Tiger Woods's philandering notwithstanding, the truth often proves less exciting than the gossip preceding it. So it is with the rumor that physicists had detected dark matter--the mysterious stuff whose gravity appears to hold the galaxies together. Today, physicists working with an underground particle detector reported that they have indeed seen a couple of candidate particles, just as Internet buzz had it. However, researchers cannot rule out the possibility that the two were ordinary particles, and they make no claim to have discovered dark matter.
"Nobody should be attempting to say that this is evidence" for dark-matter particles, says Richard Gaitskell, a physicist at Brown University who was not involved in the experiment.
The results come from the Cryogenic Dark Matter Search (CDMS), an array of exquisitely sensitive particle detectors lurking 747 meters down in the Soudan mine in Minnesota. The detectors are semiconducting disks designed to detect so-called weakly interacting massive particles (WIMPs), hypothetical particles thought to make up elusive dark matter. Because WIMPs (if they exist) are heavy, vast clouds of them could provide the gravity needed to hold galaxies like our Milky Way together. Yet WIMPs would be nearly undetectable otherwise, as they would interact with ordinary atoms so feebly.
Since 2003, CDMS team members have been trying to spot the distinctive electrical and heat signals of WIMPs knocking into the atomic nuclei in their detectors. And for the first time, researchers have seen at least some events that look like WIMPs, members of the 80-person collaboration reported today in simultaneous talks at the Fermi National Accelerator Laboratory (Fermilab) in Batavia, Illinois, and SLAC National Accelerator Laboratory in Menlo Park, California.
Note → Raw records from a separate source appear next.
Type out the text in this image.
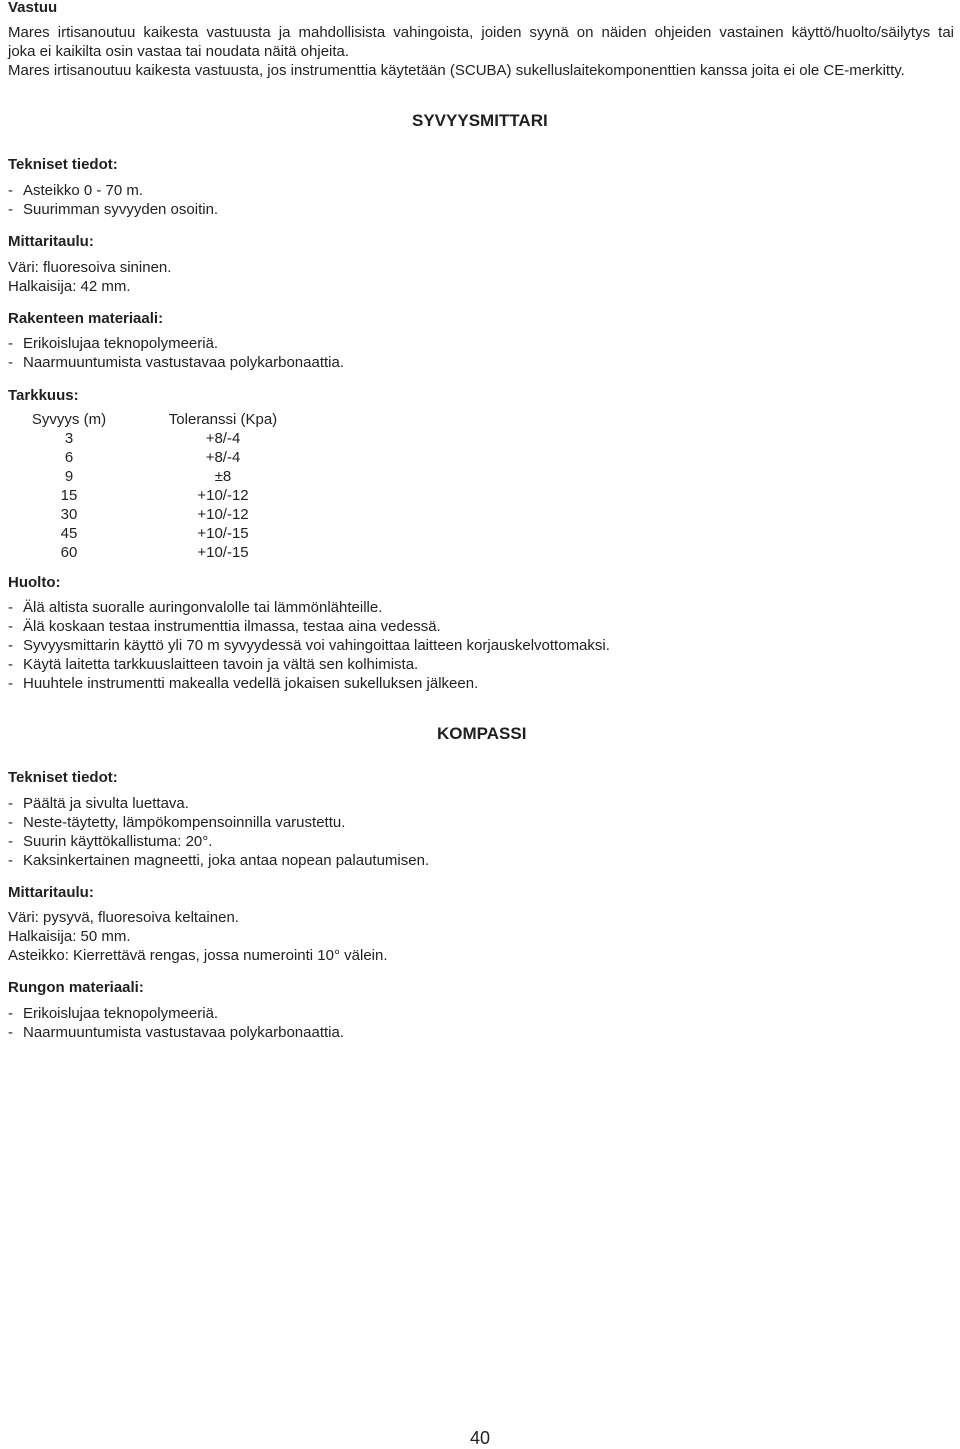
Vastuu
Mares irtisanoutuu kaikesta vastuusta ja mahdollisista vahingoista, joiden syynä on näiden ohjeiden vastainen käyttö/huolto/säilytys tai
joka ei kaikilta osin vastaa tai noudata näitä ohjeita.
Mares irtisanoutuu kaikesta vastuusta, jos instrumenttia käytetään (SCUBA) sukelluslaitekomponenttien kanssa joita ei ole CE-merkitty.
SYVYYSMITTARI
Tekniset tiedot:
- Asteikko 0 - 70 m.
- Suurimman syvyyden osoitin.
Mittaritaulu:
Väri: fluoresoiva sininen.
Halkaisija: 42 mm.
Rakenteen materiaali:
- Erikoislujaa teknopolymeeriä.
- Naarmuuntumista vastustavaa polykarbonaattia.
Tarkkuus:
Syvyys (m)	Toleranssi (Kpa)
3	+8/-4
6	+8/-4
9	±8
15	+10/-12
30	+10/-12
45	+10/-15
60	+10/-15
Huolto:
- Älä altista suoralle auringonvalolle tai lämmönlähteille.
- Älä koskaan testaa instrumenttia ilmassa, testaa aina vedessä.
- Syvyysmittarin käyttö yli 70 m syvyydessä voi vahingoittaa laitteen korjauskelvottomaksi.
- Käytä laitetta tarkkuuslaitteen tavoin ja vältä sen kolhimista.
- Huuhtele instrumentti makealla vedellä jokaisen sukelluksen jälkeen.
KOMPASSI
Tekniset tiedot:
- Päältä ja sivulta luettava.
- Neste-täytetty, lämpökompensoinnilla varustettu.
- Suurin käyttökallistuma: 20°.
- Kaksinkertainen magneetti, joka antaa nopean palautumisen.
Mittaritaulu:
Väri: pysyvä, fluoresoiva keltainen.
Halkaisija: 50 mm.
Asteikko: Kierrettävä rengas, jossa numerointi 10° välein.
Rungon materiaali:
- Erikoislujaa teknopolymeeriä.
- Naarmuuntumista vastustavaa polykarbonaattia.
40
The CDMS team sees two such events, the researchers report.
Unfortunately, ordinary particles may wander into the detector and create "background" events that mimic WIMPs. In fact, the reason detectors operate deep underground is to shield them from cosmic rays that might produce those backgrounds. Even taking precautions to weed out such events, researchers expected to see about one background event in a data set of the current size, and there's a 25% chance of seeing two or more.
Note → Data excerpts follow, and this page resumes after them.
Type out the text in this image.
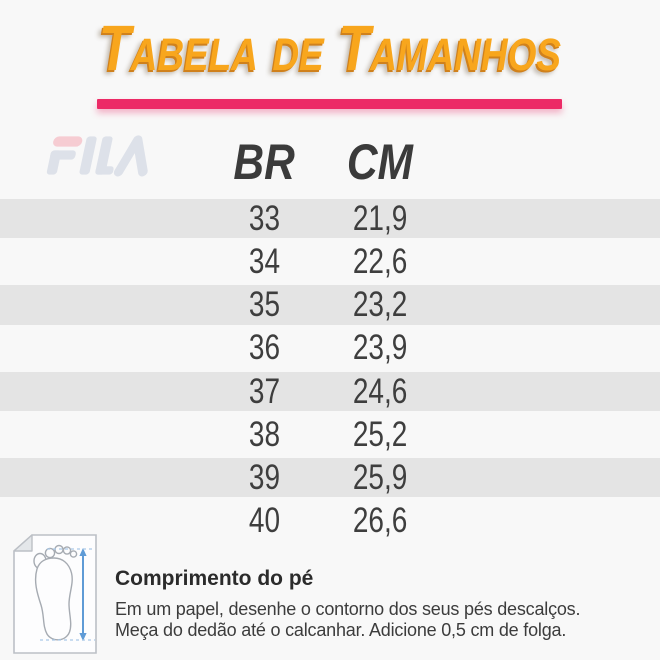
Tabela de Tamanhos
BR	CM
33	21,9
34	22,6
35	23,2
36	23,9
37	24,6
38	25,2
39	25,9
40	26,6
Comprimento do pé
Em um papel, desenhe o contorno dos seus pés descalços.
Meça do dedão até o calcanhar. Adicione 0,5 cm de folga.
So should the CDMS result be taken as an observation of dark matter? "Absolutely not," says Edward Thorndike, an experimental particle physicist at the University of Rochester in New York state. The 25% chance that the purported "signal" is actually just a few extra background events is far too big to justify any claim of discovery, he says. "If you're going after something that's going to send you to Stockholm, [that probability] better be well below 1%."
Even so, Joseph Lykken, a theorist at Fermilab, says he's relieved that CDMS has finally seen something. WIMPs are predicted to exist by theories involving a principle called supersymmetry, which posits a heavy partner for every particle currently known. Had CDMS continued to see nothing, the results would have undermined those theories. So seeing something is better than seeing nothing, Lykken says.
Gaitskell disagrees. Statistically speaking, he notes, with an expected background of one event, the probability of seeing zero events is almost the same as the probability of seeing two, so both are equally consistent with no WIMPS at all, he says. "As Christmas presents, they're both a pair of socks."
All agree that much more data is needed. That could come quickly, as the much-larger XENON100 detector in Gran Sasso, Italy, and other detectors come on line. At the same time, astrophysical observation could provide evidence of dark-matter particles annihilating each other, and the world's largest atom smasher, Europe's Large Hadron Collider, could make such particles by blasting protons together at ultrahigh energy. All of these efforts could pay off soon, Lykken says. "Next year will be the year of dark matter," he says. "I'll be very surprised if it isn't." But are the chances of disappointment 25% or less than 1%?